For this reason and its design, the Aeropress allows for a range of results based on different recipes and techniques. You can make short, strong drinks with a higher brew ratio (say, 1:2.5) or something similar to a longer black coffee. A perfect tool for experimenting with coffee.
Aeropress filter (paper or metal)
Brew time | 1.40-2.30 minutes
Brew Ratio | 1:12 - 1:17
Water Temp | 90-94C
Remember these are guidelines, experimentation is encouraged.
The Inverted Method
Boil your water & grind your Coffee
Bring your low-mineral content water to boil. Weigh your chosen amount of coffee. Grind the beans to a powder slighter finer than sea salt.
I like to use 16g of coffee 250ml of water (1:15.6).
Prepare the filter and Aeropress
Place the paper into the cap and rinse with water. This sticks the paper to the cap and runs off the paper’s taste (or use metal filter).
Fit the black rubber seal of the pump into the tube, away from the hexagon. Place your Aeropress onto the scales, add the ground coffee and tare the scales to 0.
Pour the water
Pour around 40-50 ml of water onto the grounds. Give it a gentle stir to ensure the coffee has started to bloom. This allows for easier extraction of flavours. After stirring, fill the tube to the top with water. Pouring slowly will allow you to fill the Aeropress to the top without stopping.
Give another stir and wait for 60-90 seconds.
Pump and serve
Screw the cap onto the top and place your heated cup on top. Invert the Aeropress carefully and slowly push down the pump. This should take around 20 seconds. Aim for this process to finish by 2 minutes from first pour.
Pushing too fast will cause the coffee to spit and splutter out the side of the cap; too slow could lead to over extraction.
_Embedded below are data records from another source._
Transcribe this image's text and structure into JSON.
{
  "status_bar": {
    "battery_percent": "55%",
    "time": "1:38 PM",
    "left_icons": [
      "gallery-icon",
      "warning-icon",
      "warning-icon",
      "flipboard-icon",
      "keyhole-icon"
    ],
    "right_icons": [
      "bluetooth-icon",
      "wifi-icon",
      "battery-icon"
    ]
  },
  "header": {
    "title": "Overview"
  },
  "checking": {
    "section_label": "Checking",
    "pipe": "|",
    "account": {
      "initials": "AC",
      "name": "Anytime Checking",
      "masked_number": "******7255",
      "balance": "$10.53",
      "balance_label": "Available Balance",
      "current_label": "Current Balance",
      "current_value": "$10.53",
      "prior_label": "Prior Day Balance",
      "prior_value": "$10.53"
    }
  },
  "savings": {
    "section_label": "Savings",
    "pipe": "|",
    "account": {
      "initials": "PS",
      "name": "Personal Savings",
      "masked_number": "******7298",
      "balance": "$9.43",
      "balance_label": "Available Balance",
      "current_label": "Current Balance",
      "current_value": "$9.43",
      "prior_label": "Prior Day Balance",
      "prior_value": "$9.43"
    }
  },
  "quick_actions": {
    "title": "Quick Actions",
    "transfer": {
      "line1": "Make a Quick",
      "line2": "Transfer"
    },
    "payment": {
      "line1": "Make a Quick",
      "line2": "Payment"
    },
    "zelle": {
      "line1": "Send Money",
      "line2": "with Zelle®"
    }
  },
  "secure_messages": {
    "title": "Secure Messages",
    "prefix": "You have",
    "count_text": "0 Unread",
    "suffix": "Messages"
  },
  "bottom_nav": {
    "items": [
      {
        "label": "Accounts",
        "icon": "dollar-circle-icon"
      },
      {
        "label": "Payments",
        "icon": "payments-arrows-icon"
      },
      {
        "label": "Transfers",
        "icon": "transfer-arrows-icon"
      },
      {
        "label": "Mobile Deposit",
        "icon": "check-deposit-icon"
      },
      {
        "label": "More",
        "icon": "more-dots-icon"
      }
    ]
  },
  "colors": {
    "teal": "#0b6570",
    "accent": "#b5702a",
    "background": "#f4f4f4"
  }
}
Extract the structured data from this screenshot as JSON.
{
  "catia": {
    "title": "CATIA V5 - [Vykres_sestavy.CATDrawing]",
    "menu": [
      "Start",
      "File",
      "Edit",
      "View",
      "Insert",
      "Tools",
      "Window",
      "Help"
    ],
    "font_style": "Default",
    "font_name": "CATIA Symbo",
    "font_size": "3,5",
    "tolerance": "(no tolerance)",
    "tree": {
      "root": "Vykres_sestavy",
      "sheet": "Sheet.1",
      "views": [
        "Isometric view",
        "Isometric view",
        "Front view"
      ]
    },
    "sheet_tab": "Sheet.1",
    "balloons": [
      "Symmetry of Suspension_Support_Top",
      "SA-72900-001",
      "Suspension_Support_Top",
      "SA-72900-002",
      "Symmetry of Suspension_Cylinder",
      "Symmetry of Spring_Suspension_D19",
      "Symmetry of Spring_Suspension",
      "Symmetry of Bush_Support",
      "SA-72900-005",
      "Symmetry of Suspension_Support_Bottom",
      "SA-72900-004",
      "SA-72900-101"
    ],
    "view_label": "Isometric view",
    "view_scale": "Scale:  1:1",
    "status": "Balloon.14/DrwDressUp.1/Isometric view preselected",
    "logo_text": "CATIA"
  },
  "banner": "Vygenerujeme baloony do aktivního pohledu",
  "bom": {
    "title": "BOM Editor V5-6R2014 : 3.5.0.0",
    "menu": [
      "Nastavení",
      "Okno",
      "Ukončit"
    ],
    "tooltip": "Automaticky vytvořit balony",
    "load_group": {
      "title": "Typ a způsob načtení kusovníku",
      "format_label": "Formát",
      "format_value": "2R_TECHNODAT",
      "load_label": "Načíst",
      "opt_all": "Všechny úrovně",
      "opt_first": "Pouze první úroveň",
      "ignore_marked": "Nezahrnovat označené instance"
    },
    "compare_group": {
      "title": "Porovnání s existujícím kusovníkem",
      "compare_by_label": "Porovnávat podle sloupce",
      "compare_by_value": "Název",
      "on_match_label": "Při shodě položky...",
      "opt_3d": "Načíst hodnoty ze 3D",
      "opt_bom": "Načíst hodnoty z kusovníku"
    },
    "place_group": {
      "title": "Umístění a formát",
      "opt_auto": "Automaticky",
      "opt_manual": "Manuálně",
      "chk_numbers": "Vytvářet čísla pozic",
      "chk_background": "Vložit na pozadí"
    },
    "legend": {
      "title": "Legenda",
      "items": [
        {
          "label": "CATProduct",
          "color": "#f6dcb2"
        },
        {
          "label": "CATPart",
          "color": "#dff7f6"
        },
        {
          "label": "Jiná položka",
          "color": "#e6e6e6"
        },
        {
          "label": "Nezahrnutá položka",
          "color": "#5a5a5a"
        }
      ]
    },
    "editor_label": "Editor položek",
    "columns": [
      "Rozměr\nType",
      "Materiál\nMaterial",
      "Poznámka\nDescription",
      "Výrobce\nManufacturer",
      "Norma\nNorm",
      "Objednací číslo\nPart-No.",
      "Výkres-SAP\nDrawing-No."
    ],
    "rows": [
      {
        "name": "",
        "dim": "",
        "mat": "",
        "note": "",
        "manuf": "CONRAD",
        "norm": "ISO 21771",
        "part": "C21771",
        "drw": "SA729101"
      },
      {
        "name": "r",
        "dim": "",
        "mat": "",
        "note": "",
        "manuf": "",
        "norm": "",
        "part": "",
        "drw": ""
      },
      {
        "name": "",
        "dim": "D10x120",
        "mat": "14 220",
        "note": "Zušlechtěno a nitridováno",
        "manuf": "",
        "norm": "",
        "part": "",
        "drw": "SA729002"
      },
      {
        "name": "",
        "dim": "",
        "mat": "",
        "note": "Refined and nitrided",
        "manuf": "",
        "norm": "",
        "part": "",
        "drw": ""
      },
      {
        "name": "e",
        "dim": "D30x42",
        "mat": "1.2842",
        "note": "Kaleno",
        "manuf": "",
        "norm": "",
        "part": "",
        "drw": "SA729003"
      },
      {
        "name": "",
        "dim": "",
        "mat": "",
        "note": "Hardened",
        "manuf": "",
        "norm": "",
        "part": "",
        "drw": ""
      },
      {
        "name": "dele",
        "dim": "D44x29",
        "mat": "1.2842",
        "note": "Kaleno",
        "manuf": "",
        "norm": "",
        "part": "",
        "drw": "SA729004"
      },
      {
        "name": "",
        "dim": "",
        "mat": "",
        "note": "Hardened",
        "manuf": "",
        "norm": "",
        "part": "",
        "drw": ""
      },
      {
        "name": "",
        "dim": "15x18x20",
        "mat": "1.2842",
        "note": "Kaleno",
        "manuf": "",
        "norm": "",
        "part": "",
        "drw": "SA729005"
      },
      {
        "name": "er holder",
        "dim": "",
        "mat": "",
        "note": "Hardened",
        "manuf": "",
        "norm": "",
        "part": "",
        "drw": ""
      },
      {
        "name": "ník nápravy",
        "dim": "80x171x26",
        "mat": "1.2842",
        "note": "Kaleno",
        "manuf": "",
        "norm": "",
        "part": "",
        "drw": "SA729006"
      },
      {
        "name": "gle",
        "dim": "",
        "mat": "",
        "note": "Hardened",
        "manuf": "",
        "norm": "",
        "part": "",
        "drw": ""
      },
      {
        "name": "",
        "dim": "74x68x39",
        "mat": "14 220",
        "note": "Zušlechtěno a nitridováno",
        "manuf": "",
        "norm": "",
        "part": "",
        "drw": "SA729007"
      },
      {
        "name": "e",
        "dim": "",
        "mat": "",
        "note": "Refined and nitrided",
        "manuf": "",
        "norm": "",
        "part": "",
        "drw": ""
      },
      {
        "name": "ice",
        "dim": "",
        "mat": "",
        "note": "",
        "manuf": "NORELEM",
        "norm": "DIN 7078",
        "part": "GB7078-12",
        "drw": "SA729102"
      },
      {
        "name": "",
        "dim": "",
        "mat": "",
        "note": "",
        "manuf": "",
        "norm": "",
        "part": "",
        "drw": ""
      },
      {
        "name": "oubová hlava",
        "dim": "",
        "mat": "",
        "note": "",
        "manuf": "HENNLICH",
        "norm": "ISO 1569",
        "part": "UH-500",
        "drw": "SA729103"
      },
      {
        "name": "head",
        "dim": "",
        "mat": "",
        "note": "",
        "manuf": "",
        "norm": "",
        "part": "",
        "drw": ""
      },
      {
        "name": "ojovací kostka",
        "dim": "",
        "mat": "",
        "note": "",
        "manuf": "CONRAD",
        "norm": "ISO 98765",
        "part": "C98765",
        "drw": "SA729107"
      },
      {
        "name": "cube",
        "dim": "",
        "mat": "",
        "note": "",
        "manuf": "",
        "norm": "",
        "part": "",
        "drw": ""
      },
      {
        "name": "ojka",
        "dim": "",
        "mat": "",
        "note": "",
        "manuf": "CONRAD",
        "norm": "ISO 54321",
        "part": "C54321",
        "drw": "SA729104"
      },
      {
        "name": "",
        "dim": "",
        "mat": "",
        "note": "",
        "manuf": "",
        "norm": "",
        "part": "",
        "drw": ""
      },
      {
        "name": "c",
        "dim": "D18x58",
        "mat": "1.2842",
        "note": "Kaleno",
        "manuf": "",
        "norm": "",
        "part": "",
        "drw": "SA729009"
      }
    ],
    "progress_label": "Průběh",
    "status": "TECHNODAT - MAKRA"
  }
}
While you wait for your delicious coffee to cool, clean up your Aeropress. Unscrew the cap and push the pump to squeeze out a satisfying puck of coffee. Rinse. If left dirty, the coffee will leave a rancid flavour on the apparatus, affecting the quality of future brews.
A versatile brewer
Results will differ greatly depending on how the Aeropress is used. You can also brew with the upright method where the pump is only inserted after pouring water onto the grounds. The coffee grounds are poured onto the pre-soaked and fitted cap.
You can also use a finer grind than my suggestion but beware of over extraction; the Aeropress is capable of rich and very sweet brews that can easily be ruined with the unpleasant bitterness of over extraction.
The filter is soaked first, sticking it to the cap.
The Aeropress is inverted and the grounds poured in.
Water is poured to fill the Aeropress and then stirred to ensure all grounds are soaked.
After plunging, a puck of coffee is left behind. The brew is complete.